By Susan Bodnar, Special to CNN
(CNN) -- Too often, we allow ourselves to be defined by our differences.
We are either red state or blue state; 1% or 99%; Muslim, Jewish, Catholic, Protestant; black, white or brown; pro-life or pro-choice.
For or against gun control.
The citizens of this country speak strongly and divisively. After all, it is baked in our American identity. This dissent, we argue, creates a healthy democracy, and an inquisitive mind.
But sometimes too much difference can cause dysfunction.
As a psychologist I have often witnessed the distinct parts of a person’s mind come apart so strongly that extreme mental illness emerges.
Let’s not let this be our country’s fate.
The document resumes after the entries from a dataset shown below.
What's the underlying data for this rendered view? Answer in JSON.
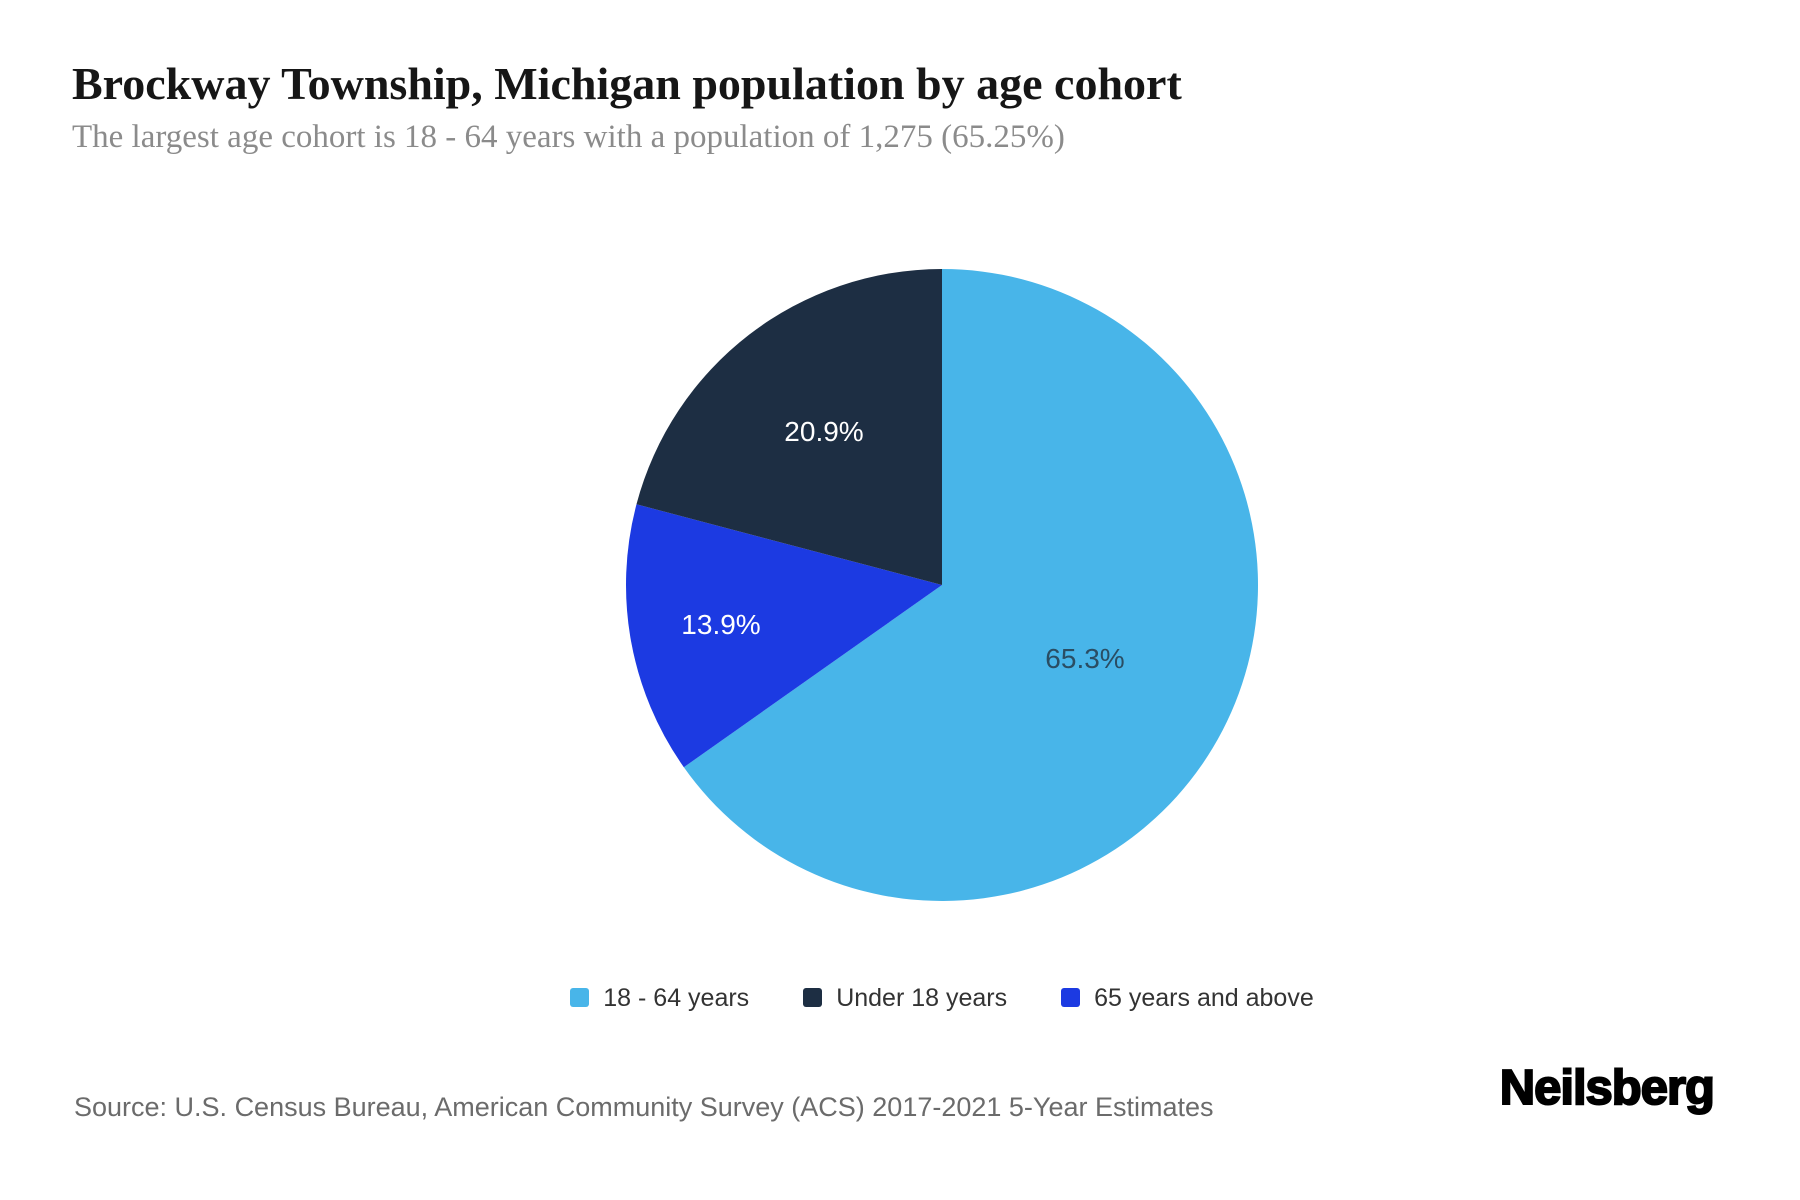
{
  "header": {
    "title": "Brockway Township, Michigan population by age cohort",
    "subtitle": "The largest age cohort is 18 - 64 years with a population of 1,275 (65.25%)"
  },
  "chart_data": {
    "type": "pie",
    "title": "Brockway Township, Michigan population by age cohort",
    "slices": [
      {
        "label": "18 - 64 years",
        "pct": 65.25,
        "pct_label": "65.3%",
        "color": "#48b5e9",
        "text_color": "#2a4d63",
        "label_radius_frac": 0.51
      },
      {
        "label": "Under 18 years",
        "pct": 20.9,
        "pct_label": "20.9%",
        "color": "#1d2e43",
        "text_color": "#ffffff",
        "label_radius_frac": 0.61
      },
      {
        "label": "65 years and above",
        "pct": 13.9,
        "pct_label": "13.9%",
        "color": "#1c3ae2",
        "text_color": "#ffffff",
        "label_radius_frac": 0.71
      }
    ],
    "start_angle_deg": 0,
    "clockwise_order_from_top": [
      0,
      2,
      1
    ],
    "legend_position": "bottom"
  },
  "footer": {
    "source": "Source: U.S. Census Bureau, American Community Survey (ACS) 2017-2021 5-Year Estimates",
    "brand": "Neilsberg"
  }
}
Unity holds our country’s promise. May we offer it as a legacy to those taken away from us so senselessly?
Let’s let the little angels and their keepers who died so tragically become our inspiration for a society of difference that works together.
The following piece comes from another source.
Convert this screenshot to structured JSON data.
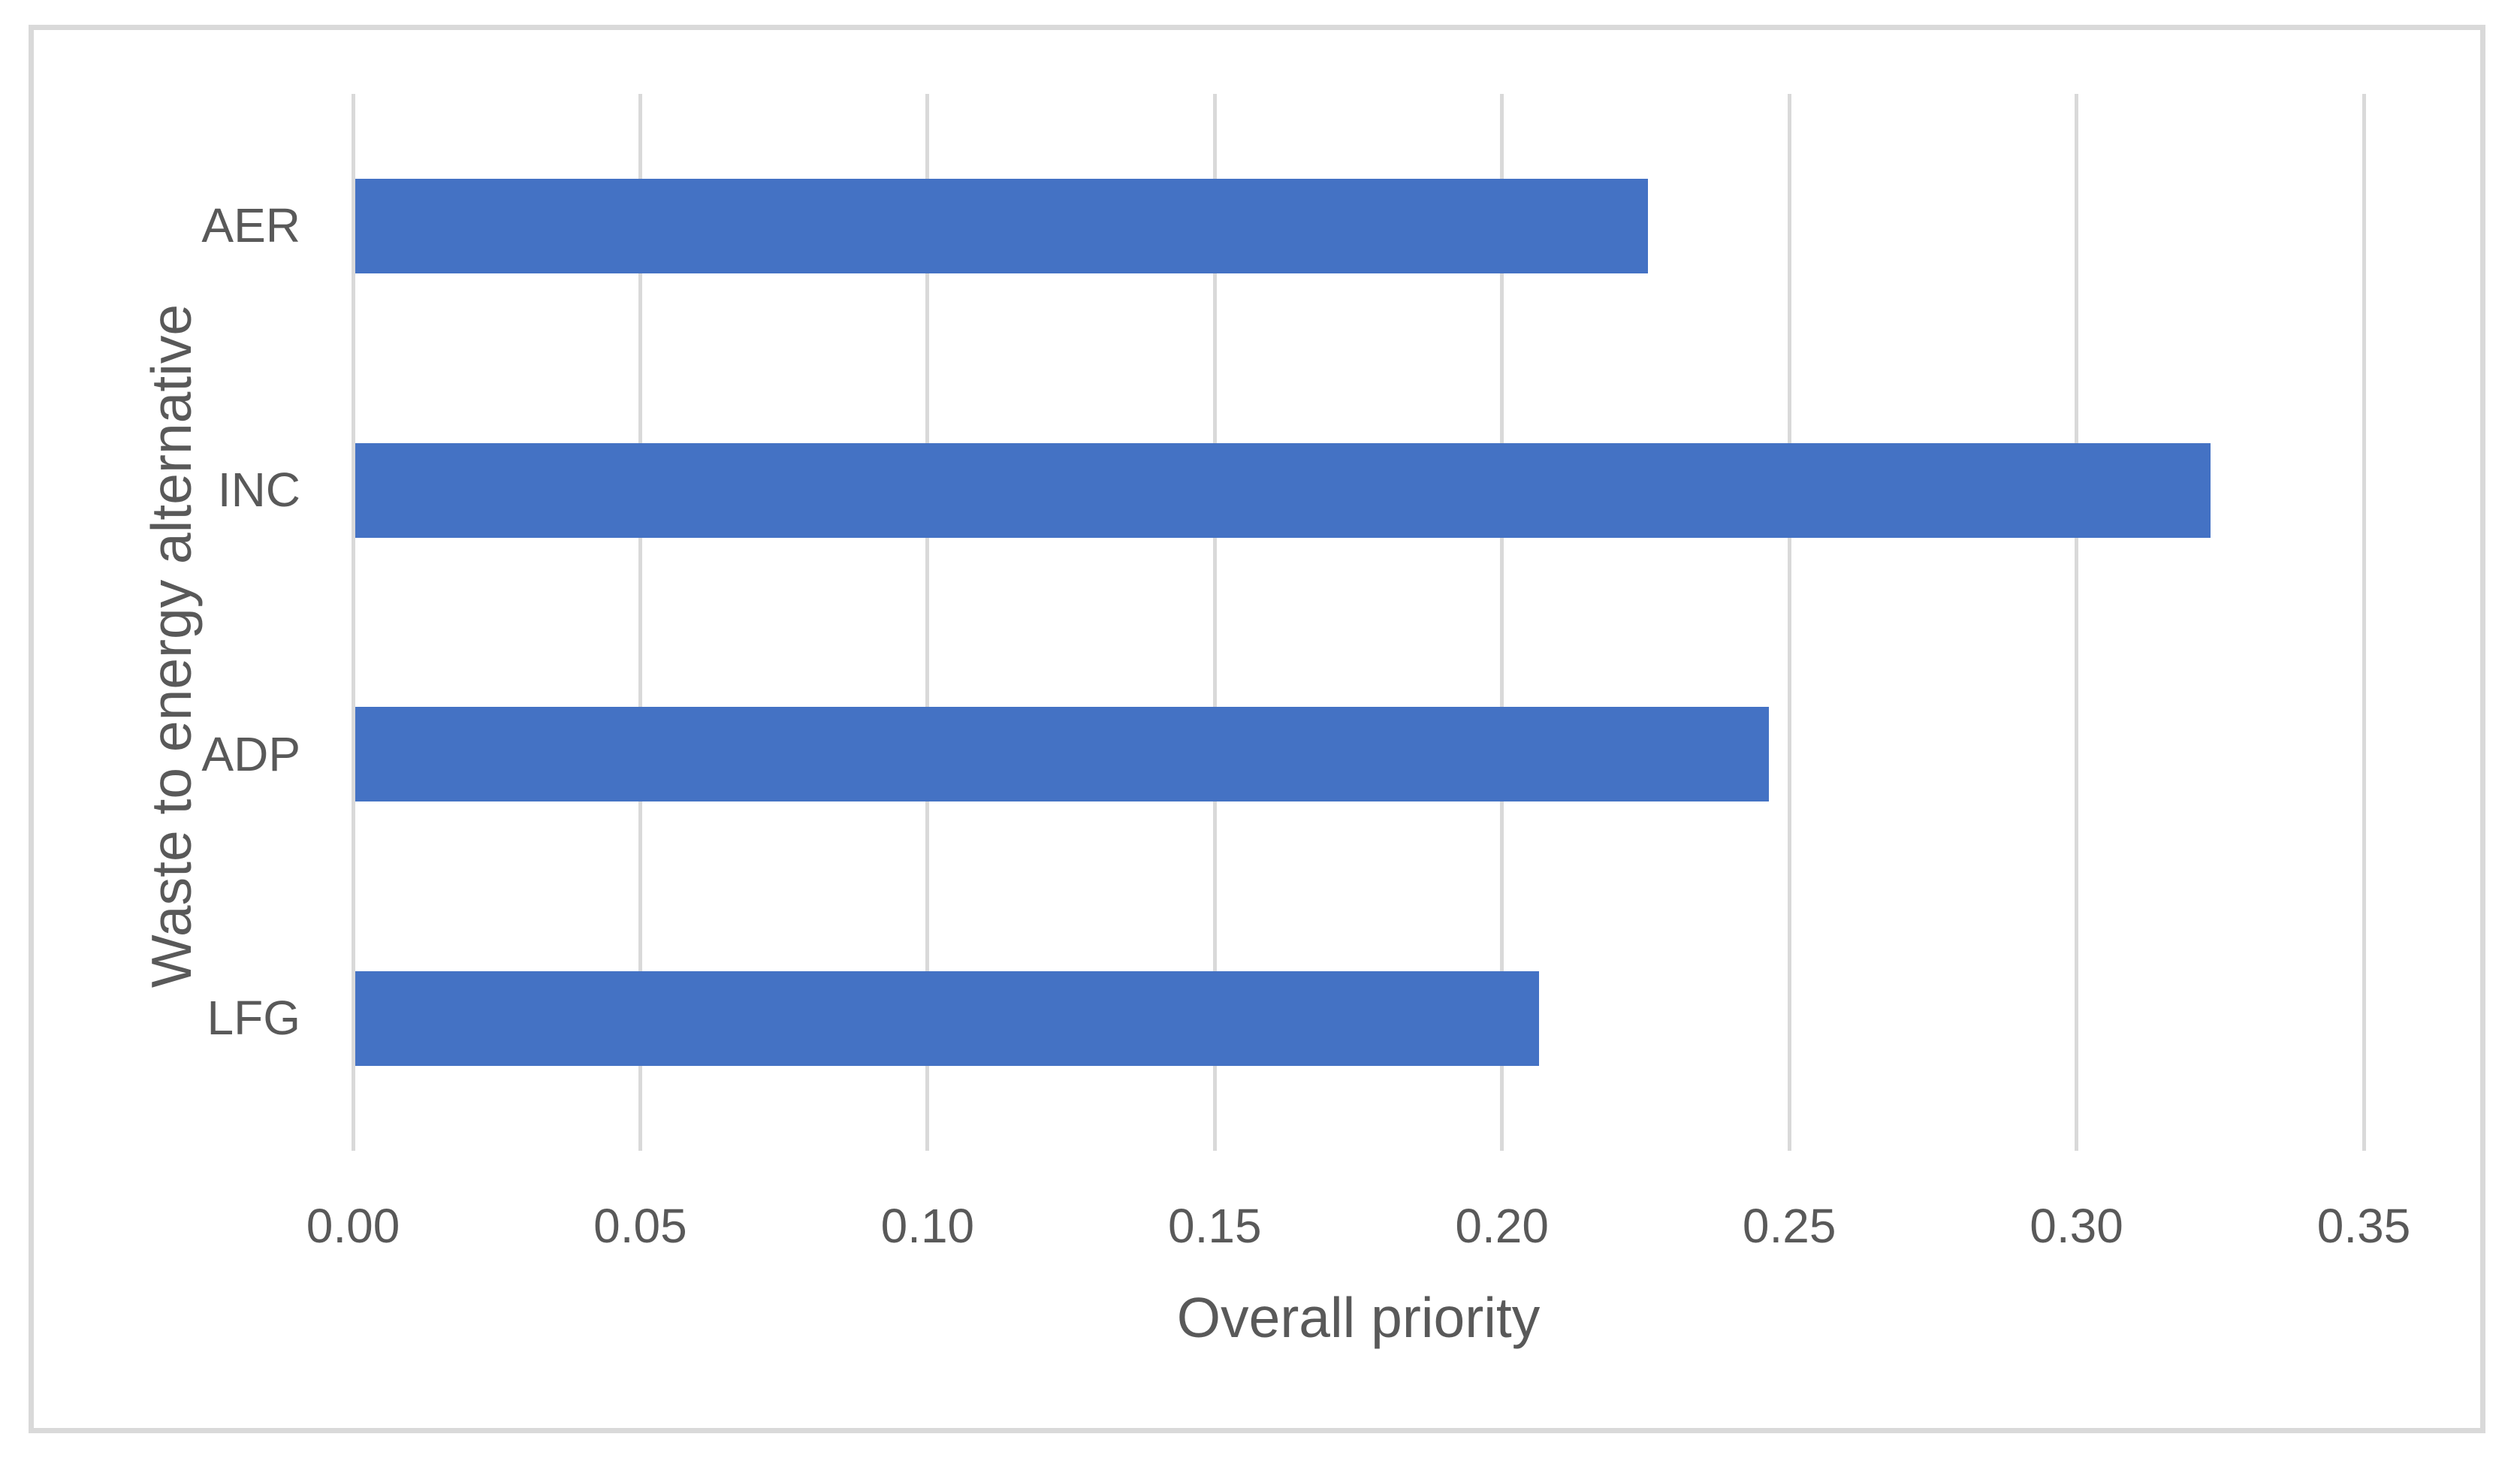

When so many little children die, as they did in the Sandy Hook tragedy, and when heroic teachers, a school psychologist and a principal are called upon to defend the lives of little ones with their own, we have two choices.
We can succumb to the base ugliness of despair.
Or we can repair.
Can we finally admit and agree that we have a problem with violence in our country and decide to fix it?
Sometimes so much focus on our collective differences obscures the valiant and expansive nature of the American character.
This weekend, however, we cried together.
Perhaps we found a way to honor our differences while also unifying for our children.
At the Sandy Hook memorial service, the nation witnessed Jews, Christians, Muslims, B’hai - black, white and brown - come together to mourn and to pray.
It felt like the template for our future.
President Obama asked us, “Can we say that we’re truly doing enough to give all the children of this country the chance they deserve to live out their lives in happiness and with purpose?”
We are not.
The knowledge that we have not done our best for our children lingers: Our kids need to know they can rely on us to manage our differences like the adults we are.
Coming together despite -- or even because of -- our differences happens more rarely than hearing about another episode of mass violence.
There is a better way.
The courage to create a country where all people can be different but equal, the same but also unique, characterizes the potential of our American identity.
We have shown this when we abolished slavery, rose from the ashes of war, and how we rebuilt after 9/11.
Now, again, is the time to build unity in our diversity – without losing the vestiges of a cultural past to which we are attached.
We can comfort our children, everyone’s children, and the children we once were with the patchwork quilt that symbolizes our national character and identity.
We can make collective decisions about mental health care, better gun control and rein in aspects of the violent entertainment world that holds our kids’ dreams hostage to cynicism and rage.
We can create an economy that fairly enables every person to enjoy individual levels of success while protecting that patchwork quilt that keeps us going, makes us strong and gives every child the same fair chance to thrive.
We can create a society where every person has the chance to live out his or her life in happiness and with purpose.
Will this prevent tragedy?
Will it prevent evil?
But it can make overcoming evil possible.
When the adults of this world can say we have done our absolute best, we can blunt evil’s impact, and provide our children an example that can sustain them through the worst of times.